According to The College Fix, the women’s college, an adjunct of Columbia University, is deliberately hiring on a racial basis because of the “demonstrated benefits” of non-white faculty.

After a year of assiduous consideration, the Barnard College Task Force on Diversity and Inclusion has just released its draft recommendations this week. Their aim is to better the “representation, inclusion, and social justice” in the classroom and on campus.

How to improve representation? Barnard will institute an affirmative action plan that will add  “10 new faculty members from underrepresented groups in 5 years.”

The task force claims that “diverse student bodies and diverse faculties” lead to “better learning outcomes and campus climate, [and] enhanced support for underrepresented students and faculty.”

To oversee the new world order at Barnard, the school will hire a new new position of chief diversity officer, someone who will “coordinate” existing diversity officers.
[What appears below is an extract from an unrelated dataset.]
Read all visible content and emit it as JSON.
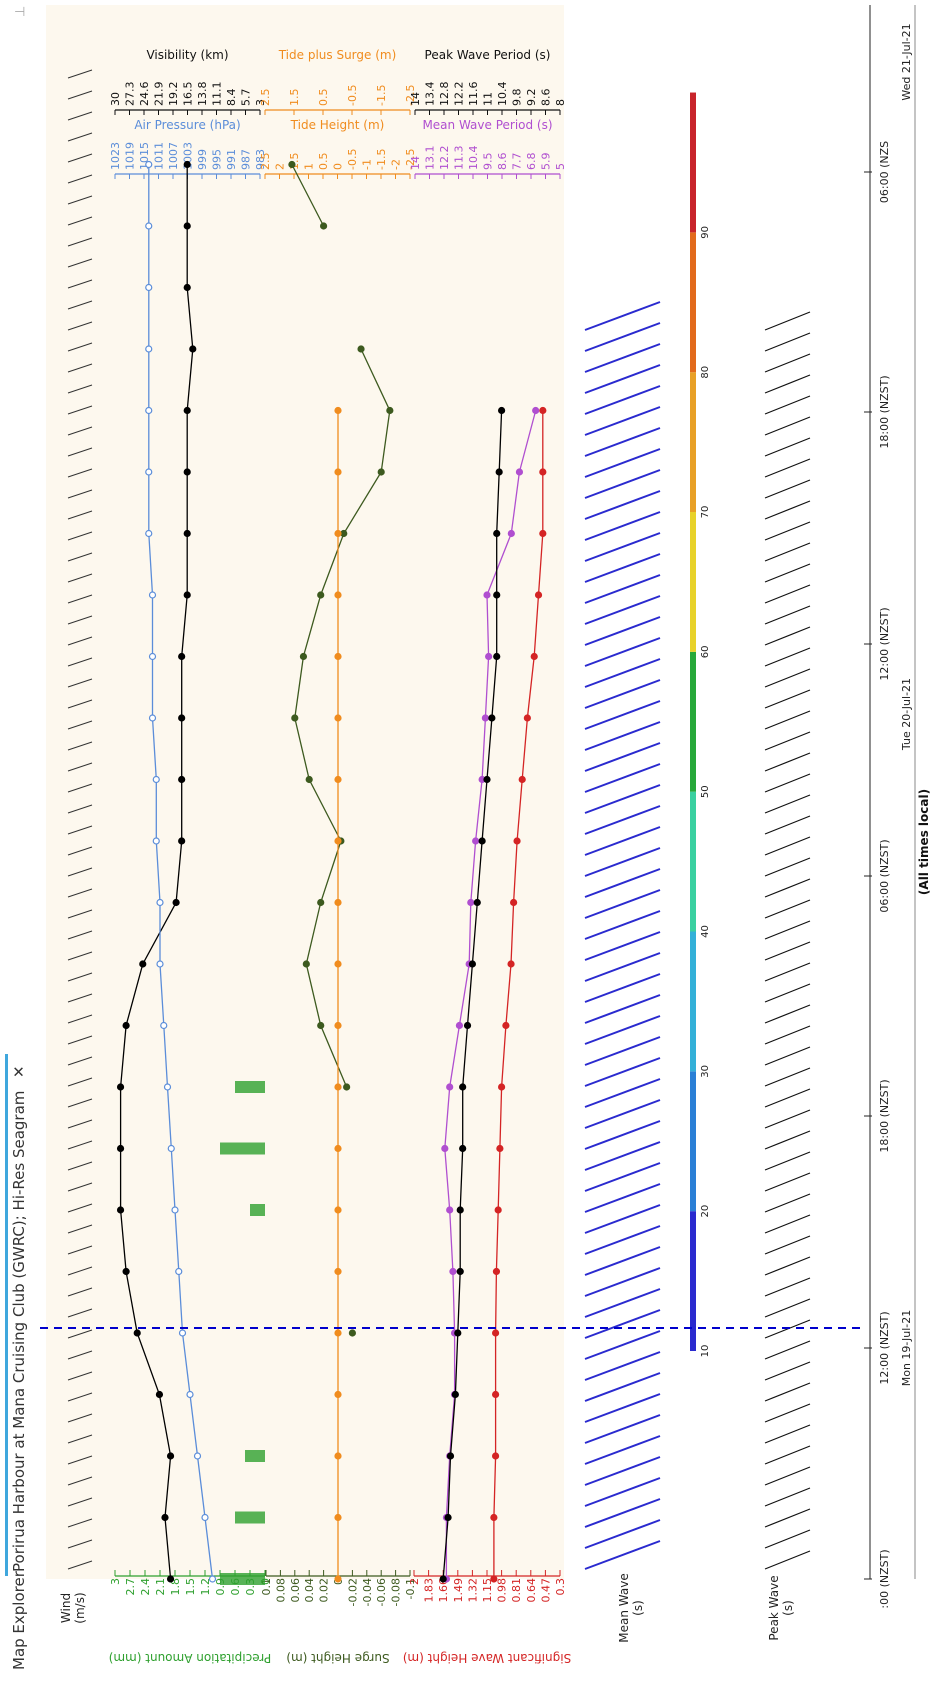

The task force recommends mandatory social justice workshops for all and more academic support for racial minorities and expects this initiative to be world-changing and to “increase the representation of students, faculty, and staff from historically underrepresented and socially distinctive backgrounds,” while creating a “commitment that values diversity.”

Along with mandatory social justice round-tables, students and staff can savor workshops on “inclusion and equity” that are guaranteed to generate “cultural competence with respect to race, ethnicity, gender, class, disability, sexuality, religion, and intersectionality.”

The task force offers scarce details on how everybody on campus will be coerced to attend this ambitious schedule of social engineering sessions, just noting that everyone “will be expected to participate.” After indoctrination, there will be activities at the newly-created Center for Academic Success and Excellence — but only for “students of color, first generation and low-income students.”

All this is supposed to flower by 2020, but there are few recommendations on how to pay the estimated $400 million bill. The school is already in the midst of one fundraising effort that is about 30 percent short of its goal, so the task force suggests another “targeted fundraising effort” be considered.

The task force will encounter college trustees at their annual retreat this March. The task force plans to tell the trustees that a “small number of recommendations” must be implemented immediately.